The former invested in the slave trade, but most of Queen Anne’s Bounty related to the latter, which did not, he claimed at the fringe meeting.
It also disputes Professor Dale’s assertion that the South Sea Company and South Sea Annuities were mixed up as two separate entities, saying that the annuities it benefited from related to the South Sea Company and that these were different parts of the same organization, which shared staff and operated from the same headquarters in Threadneedle Street, central London.
It said its original research was done by two qualified historians and that the forensic accounting was carried out by specialists Grant Thornton.

However, the Reverend Professor Lord Biggar, Professor of Moral and Pastoral Theology at the University of Oxford, who also sat on the panel, criticized church leaders for having a “laser focus” on “white oppressors and black victims” because “historically that’s not justified.”
He added: “Why ignore Africans enslaved by other black Africans? Slavery was practiced by every skin color on every continent.”
He claimed church leaders have failed to publish any “carefully worked out justification for the project ethically”—something the Church has denied via its rebuttal on its website.
Fellow panelist Charles Wide KC, a retired Old Bailey judge and former Church treasurer, said the money should instead be spent on supporting parish ministry and maintaining church buildings.

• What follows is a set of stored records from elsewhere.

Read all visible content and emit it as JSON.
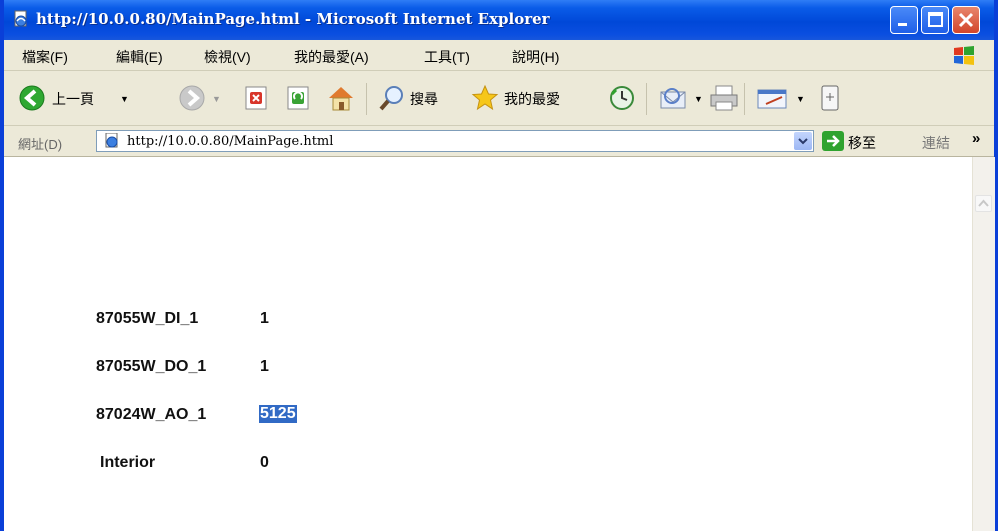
{
  "window": {
    "title": "http://10.0.0.80/MainPage.html - Microsoft Internet Explorer",
    "accent_color": "#0a3fd8"
  },
  "menu": {
    "items": [
      {
        "label": "檔案(F)"
      },
      {
        "label": "編輯(E)"
      },
      {
        "label": "檢視(V)"
      },
      {
        "label": "我的最愛(A)"
      },
      {
        "label": "工具(T)"
      },
      {
        "label": "說明(H)"
      }
    ]
  },
  "toolbar": {
    "back_label": "上一頁",
    "search_label": "搜尋",
    "favorites_label": "我的最愛"
  },
  "address": {
    "label": "網址(D)",
    "url": "http://10.0.0.80/MainPage.html",
    "go_label": "移至",
    "links_label": "連結",
    "more": "»"
  },
  "page": {
    "rows": [
      {
        "label": "87055W_DI_1",
        "value": "1"
      },
      {
        "label": "87055W_DO_1",
        "value": "1"
      },
      {
        "label": "87024W_AO_1",
        "value": "5125"
      },
      {
        "label": "Interior",
        "value": "0"
      }
    ]
  }
}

Academic and Cambridge graduate Dr. Alka Sehgal Cuthbert, another panelist, accused church leaders of “putting out the fire with gasoline” because pressing ahead will “encourage segregationist beliefs” based purely on skin color.
Dozens of churchgoers in attendance clapped in agreement with the comments.
The Church of England’s slavery links proposal was announced in January 2023 following the publication of a report into the Church’s historical links to transatlantic slavery.
The report, commissioned by the Church Commissioners, found that the fund established by Queen Anne in 1704 to help poor Anglican clergy was used to finance “great evil.”
It claimed the fund, known as Queen Anne’s Bounty, invested in African chattel enslavement and took donations derived from it.
After its publication, then-Archbishop of Canterbury Justin Welby said he was “deeply sorry” for the links and said action would be taken to address the Church’s “shameful past.”
Last month, Dame Sarah said there was a “gospel imperative” to press ahead with spending £100 million of Church money on reparations.
She added that the funds have been set aside as a “repentance” for its investment in slave-trading companies, but insisted it would not divert cash away from parishes, with £1.6 billion already allocated to support local churches over the next three years.
However, several Synod members are known to be opposed, and many worshippers believe the money should instead be spent on supporting parish ministry and maintaining church buildings.